Around the world 36,000 viruses are created every day, threatening both personal and corporate technology systems worldwide. Add that to a jump in cyber crimes in the UAE and it's not surprising that internet security is a big topic at this year's Gitex.

Recent figures released by the government reveal a frightening reality. The UAE is ranked 36th in terms of cyber crime activity globally and around 76 per cent of residents have been a victim of cyber crime, be it online scamming, phishing or data theft. The number of infected computers across the Middle East also increased by 44 per cent between 2009 and 2010. And with the increased use of the internet on phones, these cyber crimes have a whole new playground.

As a result there has been a clamour for security related products covering everything from computer security, anti-virus programmes, data theft in case of stolen laptops and mobile blacklisting of numbers and contacts. The UAE government alone spent $600 million last year to combat this encroaching threat.

As security evolves and expands at lightning speed, so do the new platforms and outlets where security is needed. Cloud computing, another hot topic at Gitex this year, also brings about a whole new set of problems in the cyber crime world. Companies offering security solutions need to evolve their products as fast the technology they are protecting. Walking around the exhibition, you'll find exhibits which offer security solutions keeping busy from all the inquiries.

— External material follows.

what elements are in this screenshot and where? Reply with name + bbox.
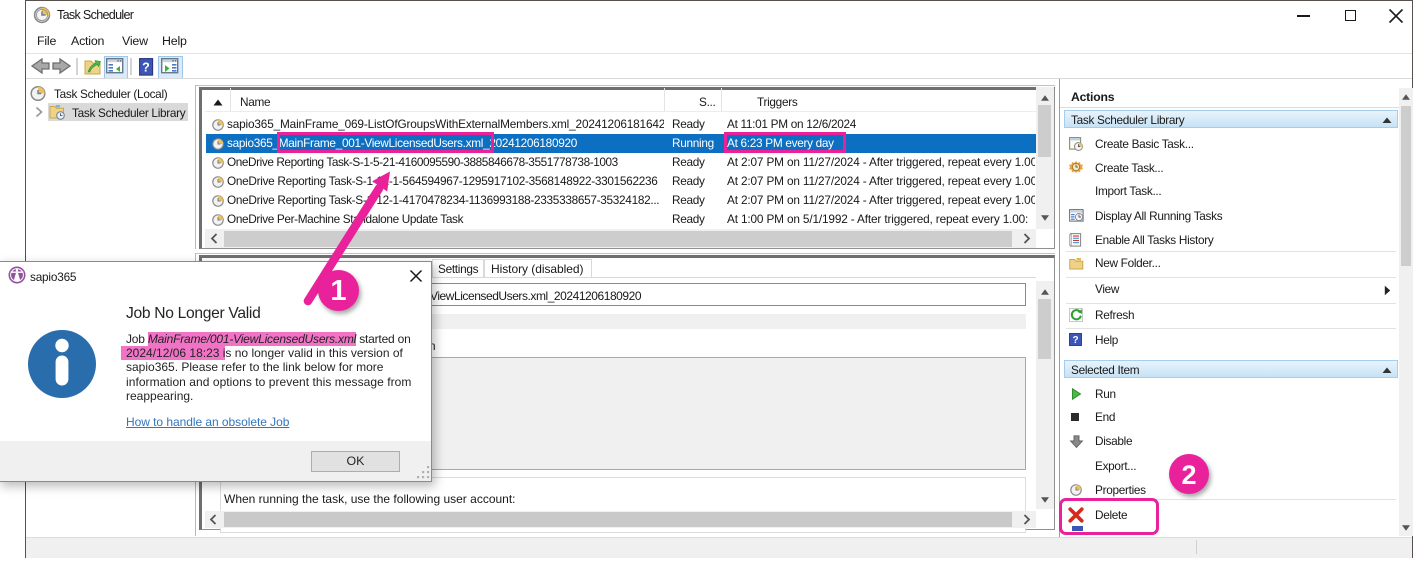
svg-text:?: ? — [1072, 335, 1078, 346]
svg-text:?: ? — [142, 60, 150, 74]
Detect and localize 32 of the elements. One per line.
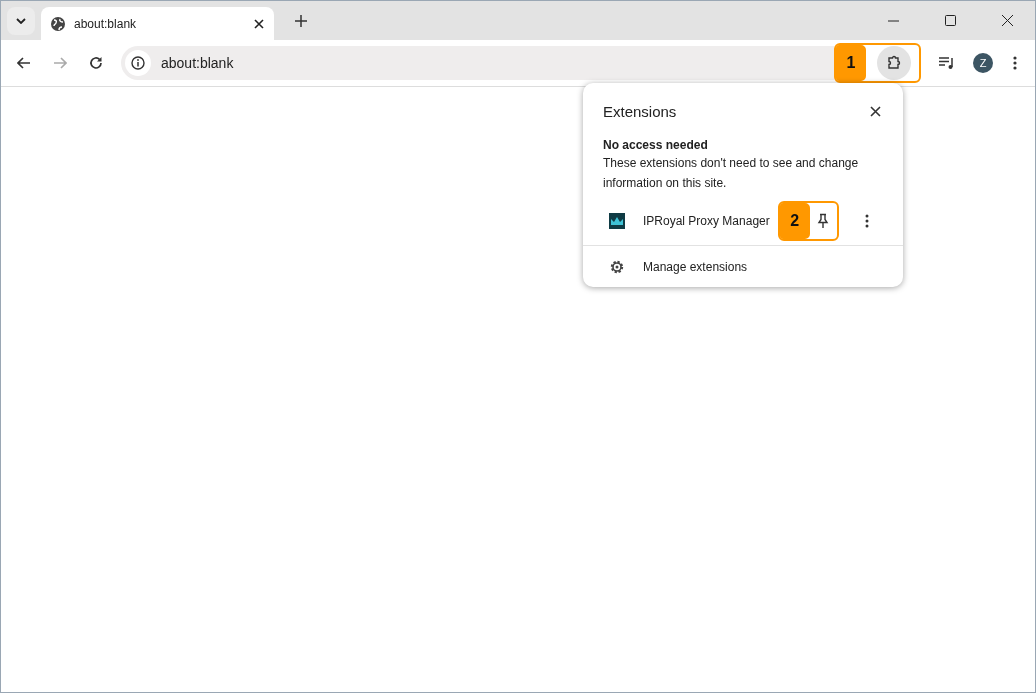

Symantec is one stand that is proving popular. Rami Dawoodi, country sales manager at Isit Store and secure, a partner of Symantec, says that security solutions are the most important solutions in the Middle East, especially after the downturn. Companies are now scrambling to secure their data and networks. This is reflected in government expenditure. Last year, only 20 per cent of the government budget was set aside for security solutions. Today it is more than 35 per cent.

Quick Heal, which focuses mainly on the consumer side, is offering a whole range of products that protect across different platforms such as an anti-virus that can protect both the laptop and computer, laptop trackers that can track down stolen laptops, mobile security options that remotely wipe phones clean of contacts and information in case of theft.

Shobhit Mathur, director of sales and operation, explains that this increase in demand for security related products is a natural trend as internet penetration increases in the region.

"The UAE is a rich country where per capita income is high so people don't mind investing in the security. Business is growing here," he explains.

The organisers are also keen to highlight this worrying trend. For the first time, Gitex will be hammering these scary statistics into attendees in five days of talks and discussions dedicated solely to the issue of cyber security.

While Gitex showcases the best of innovation and technology aimed at improving our ease of doing business and standard of living immensely, the other side of the double-edged sword is seen in the busy exhibits selling products that offer protection against the increasingly multifaceted dangers of cyber crime.